Two policies received focus in casework during the reporting period. The first is the As One—APS Disability Employment Strategy, which produced the guide Working together: promoting mental health and wellbeing at work.4 The strategy aims to build an inclusive workplace culture for people with mental illness. Mental illness can feature in both performance management and Code of Conduct matters. There is a single standard of behaviour for APS employees. The usual approach during a Code of Conduct investigation is to consider mental illness as a possible mitigating factor when making a decision on sanction.

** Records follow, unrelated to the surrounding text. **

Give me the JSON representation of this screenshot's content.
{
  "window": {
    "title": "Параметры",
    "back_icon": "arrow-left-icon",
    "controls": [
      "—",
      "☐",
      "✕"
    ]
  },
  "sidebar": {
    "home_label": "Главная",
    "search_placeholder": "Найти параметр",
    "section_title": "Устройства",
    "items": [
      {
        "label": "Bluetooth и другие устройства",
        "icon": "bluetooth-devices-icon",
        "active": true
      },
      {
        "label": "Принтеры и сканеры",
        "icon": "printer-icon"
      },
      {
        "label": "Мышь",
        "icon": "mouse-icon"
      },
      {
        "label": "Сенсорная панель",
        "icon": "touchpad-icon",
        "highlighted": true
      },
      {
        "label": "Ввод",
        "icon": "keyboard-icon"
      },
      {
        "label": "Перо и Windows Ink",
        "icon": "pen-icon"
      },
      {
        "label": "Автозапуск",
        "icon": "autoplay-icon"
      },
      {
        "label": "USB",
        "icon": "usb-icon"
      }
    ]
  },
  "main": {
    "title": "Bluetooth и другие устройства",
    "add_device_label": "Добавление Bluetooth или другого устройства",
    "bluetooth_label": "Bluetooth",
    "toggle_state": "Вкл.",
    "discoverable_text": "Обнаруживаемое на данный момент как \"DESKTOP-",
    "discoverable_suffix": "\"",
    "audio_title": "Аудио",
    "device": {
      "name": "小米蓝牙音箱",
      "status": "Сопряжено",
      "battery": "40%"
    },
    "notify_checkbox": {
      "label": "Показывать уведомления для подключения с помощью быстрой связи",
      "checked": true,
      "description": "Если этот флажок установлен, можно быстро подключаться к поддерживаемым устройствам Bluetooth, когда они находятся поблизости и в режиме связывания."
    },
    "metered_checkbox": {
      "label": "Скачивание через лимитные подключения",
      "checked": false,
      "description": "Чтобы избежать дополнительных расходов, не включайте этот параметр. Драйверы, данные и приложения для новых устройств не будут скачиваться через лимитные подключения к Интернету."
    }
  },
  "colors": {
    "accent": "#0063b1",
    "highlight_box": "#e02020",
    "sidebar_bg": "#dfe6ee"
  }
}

However, in keeping with the strategy, agencies are encouraged to consider whether a Code of Conduct investigation is the most effective and appropriate response to inappropriate behaviour resulting from mental illness. In some cases, working with the employee and their treating doctors to assist the employee in managing the impact of their illness on the workplace may be a more effective and appropriate response. These cases might include those where no harm has been done to the agency by the conduct, the behaviour is uncharacteristic and the employee had not, at the time of the behaviour, had a diagnosis of mental illness.
The second policy is the Gender Equality Strategy;5 we need to consider whether longstanding practices may require reconsideration in its light.
Agencies have discretion, in exceptional circumstances, to grant paid maternity leave when an employee is on leave without pay. Agencies generally exercise this discretion only in limited circumstances—for example, where the leave without pay is in the interests of the Commonwealth or the agency was in some way the cause of the employee’s loss of entitlement.
This cautious approach to the exercise of the discretion appears in part to reflect past experience and practice, including concerns about employees structuring their leave arrangements so that they obtain an entitlement to paid leave.
The APS Gender Equality Strategy focuses on supportive cultures and flexible working arrangements. It provides a framework for delegates to look more flexibly at the circumstances of individual employees. Paid maternity leave is available only to women who are working. However, in order to balance work and family commitments, APS employees may both be on leave without pay but be working under other contractual arrangements for the Commonwealth. The changing nature of the workplace raises the question of whether delegates should give greater consideration to the beneficial application of the discretion where women are still engaged in employment for the Commonwealth while they are on leave without pay to meet family commitments.
Box M2: Application of the legislative framework
The following issues have arisen from the casework.
Where there is an express power in the legislation for an agency to do something—for example direct an employee to undertake a fitness for duty assessment (Regulation 3.2)—agencies are not able to use the general employer powers in section 20 of the Public Service Act to achieve the same end.
Handling misconduct advises that agencies should calculate fines, as a sanction for misconduct, for part-time employees based on the salary they receive for the ‘ordinary hours’ in their part-time work agreement. On this basis, the fine imposed on a part-time employee should be calculated as a percentage of the employee’s part-time salary and not on the basis of the full-time salary for the employee’s classification.
1 Towards responsible government: the report of the National Commission of Audit, National Commission of Audit, 2014.
2 Independent review of whole-of-government internal regulation, B Belcher, August 2015.
3 Unlocking potential—APS workforce management contestability review, S McPhee, December 2015.